The current situation presents a real opportunity for companies who sell residential building materials. Everything is changing. With the right approach, you can use those changes to grow your business.
Everyone is spending more time at home. Even those who have to leave for work every day will come home at night instead of going out to restaurants or events.
They are not thinking about their next vacation or looking forward to traveling. I have always said that the biggest competitors for home improvement are luxuries like new cars and vacations. Now, some of those competitors have been eliminated.
People are watching more television, doing puzzles, reading books and finding new ways to communicate with each other virtually.
Instead of dreaming about the next escape, they are thinking about the changes they’d like to make to the homes they’re isolating themselves in.
They’re realizing what a difference it would make to upgrade their kitchens, bathrooms, laundry rooms, and other living spaces. They are looking outside and considering fences, decking, better landscaping and more.
If their windows need replacing, they’re noticing it a lot more now.
That’s great news for the home improvement industry. The problem is that it’s an industry designed to meet with homeowners in person and close the deal today. Even DIY products are sold based on the customer knowing what they want and being ready to buy.

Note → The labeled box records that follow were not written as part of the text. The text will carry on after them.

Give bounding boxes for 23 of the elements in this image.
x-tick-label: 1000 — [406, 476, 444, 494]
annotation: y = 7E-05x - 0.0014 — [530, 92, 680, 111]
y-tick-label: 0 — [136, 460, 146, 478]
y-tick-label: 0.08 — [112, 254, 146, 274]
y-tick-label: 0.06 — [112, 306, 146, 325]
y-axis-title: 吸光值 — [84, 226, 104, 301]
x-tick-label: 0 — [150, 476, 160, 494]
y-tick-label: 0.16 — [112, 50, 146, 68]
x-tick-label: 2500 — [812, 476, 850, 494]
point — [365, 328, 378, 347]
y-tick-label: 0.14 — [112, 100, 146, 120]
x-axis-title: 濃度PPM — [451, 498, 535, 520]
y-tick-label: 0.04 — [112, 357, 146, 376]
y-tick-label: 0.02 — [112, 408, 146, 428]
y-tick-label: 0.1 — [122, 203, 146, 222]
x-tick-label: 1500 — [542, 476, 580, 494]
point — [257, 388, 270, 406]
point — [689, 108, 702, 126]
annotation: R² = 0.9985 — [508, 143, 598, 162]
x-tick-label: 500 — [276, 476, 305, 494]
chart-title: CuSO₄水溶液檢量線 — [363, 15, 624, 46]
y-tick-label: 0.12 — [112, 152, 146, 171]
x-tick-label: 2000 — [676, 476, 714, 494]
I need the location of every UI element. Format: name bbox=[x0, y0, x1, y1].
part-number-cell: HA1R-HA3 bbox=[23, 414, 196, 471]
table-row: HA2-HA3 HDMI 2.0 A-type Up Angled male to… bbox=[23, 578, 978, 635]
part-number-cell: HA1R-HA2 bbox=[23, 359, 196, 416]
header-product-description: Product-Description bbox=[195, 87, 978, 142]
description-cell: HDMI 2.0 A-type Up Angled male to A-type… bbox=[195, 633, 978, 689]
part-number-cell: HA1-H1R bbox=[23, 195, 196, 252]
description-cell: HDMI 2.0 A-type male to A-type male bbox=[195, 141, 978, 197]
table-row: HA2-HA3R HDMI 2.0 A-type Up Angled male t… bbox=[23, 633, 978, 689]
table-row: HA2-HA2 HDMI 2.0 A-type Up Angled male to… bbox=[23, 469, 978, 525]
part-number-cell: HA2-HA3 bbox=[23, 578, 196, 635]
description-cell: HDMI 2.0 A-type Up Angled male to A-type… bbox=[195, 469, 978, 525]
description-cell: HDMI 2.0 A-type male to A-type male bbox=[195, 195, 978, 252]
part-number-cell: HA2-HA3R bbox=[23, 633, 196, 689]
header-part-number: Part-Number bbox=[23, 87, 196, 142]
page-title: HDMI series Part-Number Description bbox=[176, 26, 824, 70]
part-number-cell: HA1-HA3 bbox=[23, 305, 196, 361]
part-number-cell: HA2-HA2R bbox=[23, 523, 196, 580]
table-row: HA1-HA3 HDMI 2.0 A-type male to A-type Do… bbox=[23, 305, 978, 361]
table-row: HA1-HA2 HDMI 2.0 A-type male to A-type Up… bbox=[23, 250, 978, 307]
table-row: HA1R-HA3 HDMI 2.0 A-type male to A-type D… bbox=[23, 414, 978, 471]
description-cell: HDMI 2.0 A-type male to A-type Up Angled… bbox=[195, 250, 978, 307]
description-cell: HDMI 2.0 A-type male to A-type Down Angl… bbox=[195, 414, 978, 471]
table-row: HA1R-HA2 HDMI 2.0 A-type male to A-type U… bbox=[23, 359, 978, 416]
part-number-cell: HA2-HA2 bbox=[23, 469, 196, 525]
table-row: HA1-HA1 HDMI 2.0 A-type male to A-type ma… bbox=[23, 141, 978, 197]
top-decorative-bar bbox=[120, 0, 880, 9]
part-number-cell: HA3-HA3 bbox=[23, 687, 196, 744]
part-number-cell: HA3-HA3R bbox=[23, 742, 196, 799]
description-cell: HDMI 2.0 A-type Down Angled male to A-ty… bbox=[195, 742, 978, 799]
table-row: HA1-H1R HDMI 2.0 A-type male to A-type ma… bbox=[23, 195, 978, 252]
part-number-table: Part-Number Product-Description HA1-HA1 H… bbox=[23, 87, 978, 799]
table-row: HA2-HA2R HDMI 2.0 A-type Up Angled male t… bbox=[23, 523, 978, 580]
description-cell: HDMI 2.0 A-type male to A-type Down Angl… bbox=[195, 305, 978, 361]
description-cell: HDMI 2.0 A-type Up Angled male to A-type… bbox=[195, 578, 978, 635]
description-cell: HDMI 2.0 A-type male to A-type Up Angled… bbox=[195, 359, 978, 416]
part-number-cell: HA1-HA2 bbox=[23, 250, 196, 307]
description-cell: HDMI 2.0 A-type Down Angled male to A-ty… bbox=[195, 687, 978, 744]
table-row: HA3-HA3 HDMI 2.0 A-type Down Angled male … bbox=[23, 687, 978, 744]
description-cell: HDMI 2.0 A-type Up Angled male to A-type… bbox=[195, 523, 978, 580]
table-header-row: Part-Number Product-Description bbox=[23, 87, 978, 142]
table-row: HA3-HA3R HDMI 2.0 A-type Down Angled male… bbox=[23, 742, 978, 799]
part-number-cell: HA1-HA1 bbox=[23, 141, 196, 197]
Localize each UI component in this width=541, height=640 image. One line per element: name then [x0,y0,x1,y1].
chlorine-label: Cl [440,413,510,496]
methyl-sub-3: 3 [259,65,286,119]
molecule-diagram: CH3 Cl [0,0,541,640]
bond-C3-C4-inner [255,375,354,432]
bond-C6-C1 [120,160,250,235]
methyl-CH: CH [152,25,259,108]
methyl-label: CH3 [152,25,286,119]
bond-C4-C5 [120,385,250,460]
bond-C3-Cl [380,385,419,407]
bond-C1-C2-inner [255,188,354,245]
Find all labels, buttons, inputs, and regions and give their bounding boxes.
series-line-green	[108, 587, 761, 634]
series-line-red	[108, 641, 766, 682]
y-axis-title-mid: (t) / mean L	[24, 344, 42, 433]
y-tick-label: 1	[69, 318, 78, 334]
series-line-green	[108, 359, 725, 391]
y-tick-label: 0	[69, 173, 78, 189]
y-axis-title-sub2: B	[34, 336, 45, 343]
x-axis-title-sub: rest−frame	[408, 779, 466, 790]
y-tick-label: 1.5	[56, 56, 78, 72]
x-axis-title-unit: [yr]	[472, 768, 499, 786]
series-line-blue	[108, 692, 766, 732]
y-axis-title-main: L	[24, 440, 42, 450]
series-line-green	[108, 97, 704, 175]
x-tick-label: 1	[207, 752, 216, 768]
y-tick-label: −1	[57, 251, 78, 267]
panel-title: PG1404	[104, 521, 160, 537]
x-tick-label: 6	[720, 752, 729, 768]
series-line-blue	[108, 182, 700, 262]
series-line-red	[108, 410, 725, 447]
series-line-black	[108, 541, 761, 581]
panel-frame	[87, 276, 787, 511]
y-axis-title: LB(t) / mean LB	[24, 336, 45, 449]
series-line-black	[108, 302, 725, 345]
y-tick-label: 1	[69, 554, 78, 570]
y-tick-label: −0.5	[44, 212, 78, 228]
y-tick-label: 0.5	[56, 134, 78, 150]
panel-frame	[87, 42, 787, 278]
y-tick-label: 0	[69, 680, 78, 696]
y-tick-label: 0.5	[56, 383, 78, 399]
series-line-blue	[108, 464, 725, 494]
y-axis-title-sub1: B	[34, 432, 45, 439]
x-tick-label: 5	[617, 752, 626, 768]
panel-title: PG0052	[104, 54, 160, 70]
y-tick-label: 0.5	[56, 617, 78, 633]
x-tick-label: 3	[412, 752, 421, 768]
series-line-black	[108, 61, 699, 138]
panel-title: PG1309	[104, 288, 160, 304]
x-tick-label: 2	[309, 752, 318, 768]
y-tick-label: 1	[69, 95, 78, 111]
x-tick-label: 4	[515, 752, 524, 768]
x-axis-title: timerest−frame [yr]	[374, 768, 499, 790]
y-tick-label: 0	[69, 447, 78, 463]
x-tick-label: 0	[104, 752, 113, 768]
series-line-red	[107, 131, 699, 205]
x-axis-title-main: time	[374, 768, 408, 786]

The big opportunity for residential building materials is to make it easier for homeowners to play with their homes.
Companies should be empowering homeowners to be designers and problem solvers by providing them apps that are easy to find and use.
These apps should let customers dream a little:
- Let’s reorganize your kitchen. As the customer uses the app, they start seeing the changes they’d like to make. For some, it will be something as simple as a new appliance. Others will want to redo the entire kitchen.
- Let’s reorganize your closets, laundry room or garage. This would lead to more small and large sales for closet organization companies.
- Door and window maintenance videos. This would lead to more educated homeowners who will be more likely to upgrade their hardware, add a screen door or replace their doors and windows.
- How-to redesign your bathroom app or video series. This would get more homeowners to realize how much they would enjoy a new bathroom.
- Turn your backyard into your special place. Showing customers that the backyard can be so much more than just a bit of extra space would lead to more deck, fencing and landscaping sales.
The idea is to get the project that uses your product on the radar screen of more homeowners. They are already sitting at home staring at the problem. You can offer them the solution.
Most home improvement sales are focused on inbound inquires and having a relatively high close ratio.
That works in normal times. But these aren’t normal times.
Home improvement product companies should switch to the top of the sales funnel while people are sitting in their homes. That’s the way to create more customers while people are quarantined.
This requires a different measure of success. For example, you would never consider closing 1 out of every 10 sales as a success. That’s because doing a design and in-home estimate means you’re investing a lot in your lead.
If someone comes to your site instead or uses your content to play with some renovation and reorganization ideas, they are doing it on their own time and only involve you when they have a question or are ready to move ahead.
In other words, once you have the content, you don’t have any additional costs.
Many companies already have some of these tools but they are hidden deep in their website instead of being front and center.
If you have content that enables people to think about improving their homes, on their own, use it! Start with what you have and look for ways to improve it.
If you don’t have content like this, think about how quickly you can develop it and let people know that it’s available.
Builders can also benefit from people being stuck at home. Rather than a “Here’s our models and costs” approach, they should take a “What if you moved to a new home?” approach.
Our current situation is unprecedented and few of us are prepared to deal with it. But it’s only a crisis until you can see an opportunity in it. If you can help homeowners envision themselves in a better home and supply them with the products they need to make it happen, you’ve got the tools to make lemonade out of this pile of lemons.